Dayanamıyorum ve Yaşamak İstemiyorum

Durum
Mesaj gönderimine kapalı.
Yeni evlenenen çiftlerde artık ev olmadan hiç birşey olmazmış gibi bir anlayış hakim.büyük şehirde yüksek kiralar ödememek için elde de birikmiş var ise kredi ile ev almayı bir nebze anlıyorum. Ama insan 25 yıllık borç altına nasıl hangi cesaretle girer anlamıyorum. Doğuda ya lojman imkanı ya da daha düşük kiralık ev imkanı varken, ilk evlilik yılları birbirini tanıma, gezme, tozma, güzel vakit geçirme zamanlarıyken bu beton sevdasını anlayamıyorum.o ev sizin mi olmuş oluyor şimdi nasıl bir borç ki bu 25 sene hayatınızı ipotek altına sokmayı göze alıyorsunuz. Para idaresi yokken çocuk düşünmek zaten saçma. Bence bu bunalımlı havadan çıkın eşinizle oturun bir kağıda giderler gelirleri yazın, elbet birşeyleri yanlış yapıyorsunuzdur. Borçlar dışında elde kalan para da ülke şartlarında az değil. Mutfak ve gider yönetimini iyi organize ederseniz her hafta et de balık da yiyebilirsiniz. Sizin şartlarınız için konuşuyorum. Ortada intihar düşünecek hiç birşey yok, birikim diye sayıklıyorsunuz ev de araba da birikimdir. Aileden miras da kalmış daha neyin derdindesiniz anlamadım, biraz ülke gerçeklerini görüp sizden daha aşağıdakilere baksanız daha iyi olur.
 
Size de anlatayım borçlar hariç elimizde kalan yarım altın parası zaten. Hiç mi kontör almayalım hiç mi ihtiyacımız olmayacak başka
O zaman ayağınızı yorganına göre uzatmamişsiniz demektir. Benim bir arkadaşım da karı koca toplam gelirler 5 bin lira etmezken 'ev sahibini zengin edeceğime ev sahibi olayim' dedi ve aylik 4bin liradan fazla ödediği bir kredi çekti. Haliyle evliliğin ilk yıllarından itibaren ebeveynlere bağımlı - bazen aç bazen tok yasiyorlar. Yetmedi anne oldu. Ve şimdi çocuğunu başkalarınin buyutmesi-ekokomik darlik vs vs sebebiyle yine sıkıntı yaşıyor.
İnsanlar tabii ki ev alsın ama butcesini bilmeden,bankaya güvenip ev araba sahibi olunca böyle bocalamalari çok olasi.
Bence bunun sebebi okullarda birikim dersi verilmemesi / toplumun devamlı al al al al diye saldırması. Evlilik bile endüstri olmuş. Herkesin yaptiginin aynısı /bir önceki gün aynı salonda yapılandan bir saniyesi bile farklı olmayacak düğün salonlarina 3 aylık maaşlarını veriyor insanlar ve bunu normal karşılıyorlar
Birkaç parça ana eşya alıp zaman icinde /evde yaşadıkça keyifle tamamlayacaklari evler yerine bir mağazadan yatak odası /salon/koltuk takımı bilmemne... Yan evdekilerin aynısını alip koyuyorlar evlerine, mutfakta düdüklü tenceresine kadar her şey hazir ve nazır. Geriye yıllarca borç ödeyerek geçirecek bir cicim ayları kalıyor...
Bu sacma fikri kim nasıl benimsemiş anlamakta zorlanıyorum. Evliliğin bir endüstri olduğunu zaten bilirdim de bu kadar büyük/kapitalist bir endüstri olduğunu yaşım ilerleyip etrafımdaki insanlar beşer onar evlenmeye başladığında farkettim...

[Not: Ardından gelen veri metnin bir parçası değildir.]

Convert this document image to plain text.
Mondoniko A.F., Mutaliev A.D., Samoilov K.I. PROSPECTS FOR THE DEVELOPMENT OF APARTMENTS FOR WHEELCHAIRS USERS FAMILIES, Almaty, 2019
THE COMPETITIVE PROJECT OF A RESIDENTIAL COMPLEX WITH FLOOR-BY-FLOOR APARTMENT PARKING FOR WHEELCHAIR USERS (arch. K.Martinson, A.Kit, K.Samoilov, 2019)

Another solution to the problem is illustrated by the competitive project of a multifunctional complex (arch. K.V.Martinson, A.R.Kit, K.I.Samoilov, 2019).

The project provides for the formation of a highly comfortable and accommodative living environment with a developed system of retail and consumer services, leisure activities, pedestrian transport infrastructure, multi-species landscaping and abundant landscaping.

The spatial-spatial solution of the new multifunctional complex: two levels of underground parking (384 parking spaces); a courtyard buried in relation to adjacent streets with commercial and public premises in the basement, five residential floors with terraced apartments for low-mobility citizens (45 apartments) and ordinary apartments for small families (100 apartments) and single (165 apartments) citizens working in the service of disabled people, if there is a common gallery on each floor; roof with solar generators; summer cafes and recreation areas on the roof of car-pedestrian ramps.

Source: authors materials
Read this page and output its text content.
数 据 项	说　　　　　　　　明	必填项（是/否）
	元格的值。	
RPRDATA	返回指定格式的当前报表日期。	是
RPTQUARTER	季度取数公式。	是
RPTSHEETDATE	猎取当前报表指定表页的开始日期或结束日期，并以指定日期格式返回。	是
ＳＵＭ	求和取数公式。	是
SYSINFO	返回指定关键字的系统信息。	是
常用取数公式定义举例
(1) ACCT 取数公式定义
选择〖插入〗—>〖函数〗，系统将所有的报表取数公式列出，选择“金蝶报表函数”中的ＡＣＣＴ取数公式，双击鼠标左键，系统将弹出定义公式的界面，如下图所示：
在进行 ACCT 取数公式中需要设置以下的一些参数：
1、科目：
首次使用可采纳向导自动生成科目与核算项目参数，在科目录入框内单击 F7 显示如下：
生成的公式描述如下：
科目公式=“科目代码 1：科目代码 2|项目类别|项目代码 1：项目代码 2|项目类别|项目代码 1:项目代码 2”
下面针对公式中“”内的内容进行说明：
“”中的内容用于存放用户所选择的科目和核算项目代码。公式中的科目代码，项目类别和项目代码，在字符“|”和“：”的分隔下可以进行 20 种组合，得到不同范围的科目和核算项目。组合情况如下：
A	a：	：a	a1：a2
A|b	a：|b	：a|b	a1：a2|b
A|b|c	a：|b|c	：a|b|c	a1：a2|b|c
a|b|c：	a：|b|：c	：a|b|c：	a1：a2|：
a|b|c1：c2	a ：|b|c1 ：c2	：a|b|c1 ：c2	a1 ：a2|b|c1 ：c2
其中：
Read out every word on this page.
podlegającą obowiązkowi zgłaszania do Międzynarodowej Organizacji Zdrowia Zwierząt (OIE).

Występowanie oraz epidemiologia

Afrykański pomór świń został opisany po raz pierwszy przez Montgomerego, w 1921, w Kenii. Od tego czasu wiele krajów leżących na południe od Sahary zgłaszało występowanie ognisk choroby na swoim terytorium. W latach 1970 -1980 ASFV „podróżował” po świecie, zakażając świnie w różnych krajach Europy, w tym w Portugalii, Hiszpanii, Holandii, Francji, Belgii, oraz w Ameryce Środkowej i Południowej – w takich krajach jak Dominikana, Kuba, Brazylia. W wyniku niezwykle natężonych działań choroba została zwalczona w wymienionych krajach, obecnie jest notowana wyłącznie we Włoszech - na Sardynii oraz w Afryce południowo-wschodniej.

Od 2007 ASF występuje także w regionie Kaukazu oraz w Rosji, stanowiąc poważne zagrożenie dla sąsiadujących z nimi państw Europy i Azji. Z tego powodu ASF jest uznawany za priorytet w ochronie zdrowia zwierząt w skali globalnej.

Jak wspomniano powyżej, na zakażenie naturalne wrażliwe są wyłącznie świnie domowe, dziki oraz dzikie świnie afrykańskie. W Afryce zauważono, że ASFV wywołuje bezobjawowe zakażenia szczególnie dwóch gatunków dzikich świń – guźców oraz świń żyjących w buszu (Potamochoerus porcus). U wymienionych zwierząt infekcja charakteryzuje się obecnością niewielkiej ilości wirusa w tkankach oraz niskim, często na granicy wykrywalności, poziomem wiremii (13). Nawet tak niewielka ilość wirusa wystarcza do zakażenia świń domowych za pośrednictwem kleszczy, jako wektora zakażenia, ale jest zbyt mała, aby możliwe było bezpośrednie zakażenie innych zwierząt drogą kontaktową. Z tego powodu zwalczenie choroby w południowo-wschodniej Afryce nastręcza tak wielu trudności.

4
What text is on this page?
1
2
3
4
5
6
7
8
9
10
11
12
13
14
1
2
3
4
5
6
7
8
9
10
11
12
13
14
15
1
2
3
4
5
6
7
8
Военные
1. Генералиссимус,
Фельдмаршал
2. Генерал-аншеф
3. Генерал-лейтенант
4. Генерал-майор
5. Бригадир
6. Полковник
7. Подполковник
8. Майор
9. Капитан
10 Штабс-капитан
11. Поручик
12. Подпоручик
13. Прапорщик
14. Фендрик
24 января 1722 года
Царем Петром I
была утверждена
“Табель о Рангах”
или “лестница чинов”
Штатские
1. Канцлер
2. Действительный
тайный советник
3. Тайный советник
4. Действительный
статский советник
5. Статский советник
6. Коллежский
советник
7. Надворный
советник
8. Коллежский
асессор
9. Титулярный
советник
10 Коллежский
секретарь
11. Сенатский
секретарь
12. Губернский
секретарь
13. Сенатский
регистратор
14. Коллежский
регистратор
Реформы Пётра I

Beşer onar dedik de...eve on bin lira giriyormuş.
Ne kadarı krediye gidiyor?
Bence bir bütçe planı yapın ve kalem kalem yazın harcamalarınızı. Nerelerden tasarruf edeceğinizi bir düşünün. Ne demişler?
Damlaya damlaya göl olur

Benzin parasından kısma imkanınız var mi? Yani haftanın iki günü mesela siz de eşiniz de ise otobüsle gitsin. Sonuçta ise otobüsle giden insanlar da var. bu darbogazda haftasonu çıkıp gezmediginizi düşünürken iki gün ise otobüsle gitmeniz benzin masrafınız yarı yarıya azaltır.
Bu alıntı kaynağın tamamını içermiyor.